Bernie Quigley, Pundits Blog Contributor, said:
No. The IMF, The World Bank, the Clintonization of the world are ideas that time has passed by. Decentralization is the rising forum here, there and everywhere. In economic reality world there are new countries – China, Israel and India, for example – and old countries like Greece and England. The old are finishing off long arcs of irrelevance. It is especially hard to see how relevant Greece has been to globalization except as a resting place for rich New Yorkers. The new people have new energies; the old are tagging along. Greece should be its own place with its own currency and its own way about itself. And so should everyone. Let the Germans be Germans and the Greeks be Greeks. EU was always destined to be a poor knock off of the U.S. The very idea of globalization is simply a theme of the Americanization of the world since post-war victory in Europe and Japan. Time’s up. New century rising.

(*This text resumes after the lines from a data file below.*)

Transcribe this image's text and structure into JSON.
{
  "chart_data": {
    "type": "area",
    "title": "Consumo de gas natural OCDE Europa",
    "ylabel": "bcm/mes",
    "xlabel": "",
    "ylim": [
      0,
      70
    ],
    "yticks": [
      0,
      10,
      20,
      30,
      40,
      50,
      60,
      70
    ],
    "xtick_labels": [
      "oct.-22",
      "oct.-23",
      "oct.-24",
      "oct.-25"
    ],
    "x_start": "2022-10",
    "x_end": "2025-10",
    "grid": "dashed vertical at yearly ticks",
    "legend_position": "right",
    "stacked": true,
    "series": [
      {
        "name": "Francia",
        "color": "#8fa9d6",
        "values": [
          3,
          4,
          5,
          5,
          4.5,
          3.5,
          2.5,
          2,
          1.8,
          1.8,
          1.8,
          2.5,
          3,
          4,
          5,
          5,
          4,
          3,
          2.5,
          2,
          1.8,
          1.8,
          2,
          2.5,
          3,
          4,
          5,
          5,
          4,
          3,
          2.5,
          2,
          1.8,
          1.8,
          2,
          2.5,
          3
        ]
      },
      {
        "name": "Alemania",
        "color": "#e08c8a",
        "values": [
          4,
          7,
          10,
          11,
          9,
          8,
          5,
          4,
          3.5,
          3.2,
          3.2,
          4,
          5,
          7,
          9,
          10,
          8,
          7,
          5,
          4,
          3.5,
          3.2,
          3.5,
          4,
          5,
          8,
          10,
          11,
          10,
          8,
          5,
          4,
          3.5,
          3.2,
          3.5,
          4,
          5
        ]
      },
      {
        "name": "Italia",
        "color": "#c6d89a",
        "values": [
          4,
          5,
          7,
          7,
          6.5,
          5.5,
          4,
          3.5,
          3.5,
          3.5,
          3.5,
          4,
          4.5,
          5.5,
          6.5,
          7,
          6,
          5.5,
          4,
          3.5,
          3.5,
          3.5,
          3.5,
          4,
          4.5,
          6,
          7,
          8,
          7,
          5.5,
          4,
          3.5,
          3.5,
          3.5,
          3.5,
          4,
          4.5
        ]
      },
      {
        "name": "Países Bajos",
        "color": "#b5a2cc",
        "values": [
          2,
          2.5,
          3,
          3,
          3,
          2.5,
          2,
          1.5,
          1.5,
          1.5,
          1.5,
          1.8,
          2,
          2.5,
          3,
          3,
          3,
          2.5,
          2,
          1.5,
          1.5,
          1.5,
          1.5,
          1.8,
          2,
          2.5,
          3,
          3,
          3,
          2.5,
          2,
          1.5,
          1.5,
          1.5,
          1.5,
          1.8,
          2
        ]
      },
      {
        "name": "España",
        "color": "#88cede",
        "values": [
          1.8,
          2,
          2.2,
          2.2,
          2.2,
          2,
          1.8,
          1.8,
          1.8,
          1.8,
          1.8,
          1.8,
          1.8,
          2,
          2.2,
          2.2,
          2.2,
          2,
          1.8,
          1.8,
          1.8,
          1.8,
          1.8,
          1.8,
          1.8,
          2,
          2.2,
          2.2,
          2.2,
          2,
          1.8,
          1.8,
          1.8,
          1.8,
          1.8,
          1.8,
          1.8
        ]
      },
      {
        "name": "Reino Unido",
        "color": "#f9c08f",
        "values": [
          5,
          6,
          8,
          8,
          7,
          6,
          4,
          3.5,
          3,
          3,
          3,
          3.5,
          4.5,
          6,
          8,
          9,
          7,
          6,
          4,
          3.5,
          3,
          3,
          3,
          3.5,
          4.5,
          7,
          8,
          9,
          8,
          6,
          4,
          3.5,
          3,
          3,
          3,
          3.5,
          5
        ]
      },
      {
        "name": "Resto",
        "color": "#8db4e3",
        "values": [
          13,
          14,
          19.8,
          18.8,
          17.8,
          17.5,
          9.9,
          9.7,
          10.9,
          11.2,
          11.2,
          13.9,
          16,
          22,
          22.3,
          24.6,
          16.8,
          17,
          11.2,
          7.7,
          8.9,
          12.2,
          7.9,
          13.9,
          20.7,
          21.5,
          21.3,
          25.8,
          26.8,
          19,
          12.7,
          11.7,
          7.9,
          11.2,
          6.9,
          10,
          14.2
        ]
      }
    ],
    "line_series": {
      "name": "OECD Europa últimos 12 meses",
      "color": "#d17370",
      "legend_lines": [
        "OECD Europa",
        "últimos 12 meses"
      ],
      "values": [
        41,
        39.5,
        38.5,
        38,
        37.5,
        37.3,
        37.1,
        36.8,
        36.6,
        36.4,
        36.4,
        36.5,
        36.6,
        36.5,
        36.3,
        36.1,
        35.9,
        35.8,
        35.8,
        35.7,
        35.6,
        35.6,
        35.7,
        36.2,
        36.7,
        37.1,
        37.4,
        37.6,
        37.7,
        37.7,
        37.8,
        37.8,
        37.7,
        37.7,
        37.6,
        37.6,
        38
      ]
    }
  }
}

Dean Baker, co-director of the Center for Economic and Policy Research, said:
Yes, but the condition should be that Greece gets out of the euro. Greece’s biggest problem is not its budget deficit, it’s that it can’t compete given its current wage and price structure. It can either adjust through a very long and painful process of deflation or it can adjust by devaluing its currency. The latter requires leaving the euro. It simple, easy, and fun. (OK, maybe not, but it sure beats a decade of double-digit unemployment.)
Peter Navarro, professor of economics and public policy at U.C. Irvine, said:
Don’t even go there. We’ve got huge budget deficits, and this is the eurozone’s problem. Any “U.S. support” would really be funded by our mortgage banker, the Chinese…

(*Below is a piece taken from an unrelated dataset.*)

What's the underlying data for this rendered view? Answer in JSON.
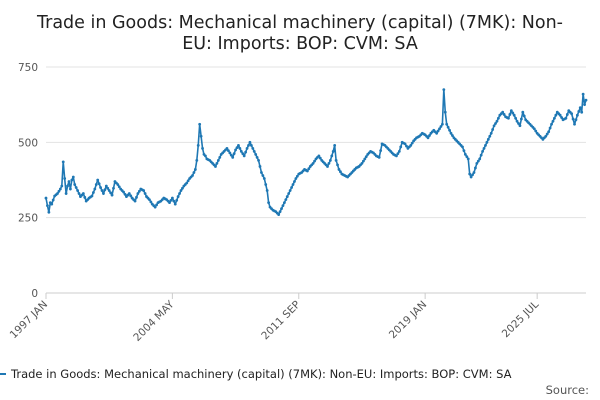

John F. McManus, president of The John Birch Society, said:
Let me re-phrase the question.
Should a nation already possessing the largest indebtedness in the history of the world bail out some other nation from its profligacy?
The answer has to be NO.
There is a great deal of discussion today about Obamacare, cap and trade, illegal immigration, energy dependence, and more. But the issue that should be uppermost on the minds of any American who wants this nation to continue as an independent entity should be our government’s catastrophic indebtedness.
The Obama administration admits the current fiscal year’s shortfall will greatly exceed $1 trillion. This will duplicate or exceed last year’s red ink total. We are allowing our government to mortgage the future for today’s children (and ourselves). Independence is on the line and current leaders are doing nothing to block the loss of sovereignty. Instead, they are assuring that the day of reckoning will be sooner.
That anyone would even consider bailing out Greece disqualifies him or her from being consulted for input in any decision-making.
Justin Raimondo, editorial director of Antiwar.com, said:
Put another way: Is Greece too big to fail?
We are being blackmailed once again. Remember it was the bank(sters) who railed that if we didn’t give them multi-billions they’d take the rest of us down with them, and this time they’re saying exactly the same thing. Yet the bad loans made by these banks will have to be sweated out of the economy somehow, by someone, sooner or later — why not now?
The US is in no position to bail out anyone. Those dominoes are falling, whether we like it or not: all we can do is postpone the day of reckoning. Borrow and spend, borrow and spend — it has to come to an end. Because you have to ask yourself this question: Who will bail US out? The Chinese? Don’t bet on it.
The Obama administration will be sorely tempted to monetize the US debt, i.e. print money in such quantities that the problem is “solved,” albeit very temporarily. But this will merely make things worse: We’ll get hyper-inflation, Weimar-style. And then — watch out.
Damon N. Spiegel, entrepreneur and writer, said:
Absolutely not. It is time for the United States to focus on it’s own economic health. If the United States ignores the consequences of our current fiscal irresponsibility we will find ourselves in the same position that Greece faces today. In addition, if and when the United States falls into an economic tornado if despair who is going to come to our rescue?
It is time for the bailouts to cease. Sovereign nations need to let free markets correct themselves. Bailouts are no different enablers…the problem won’t go away.
I feel for Greece and I feel for those that are suffering the pain of economic mismanagement but it is time for those to take responsibility for their own misguided actions.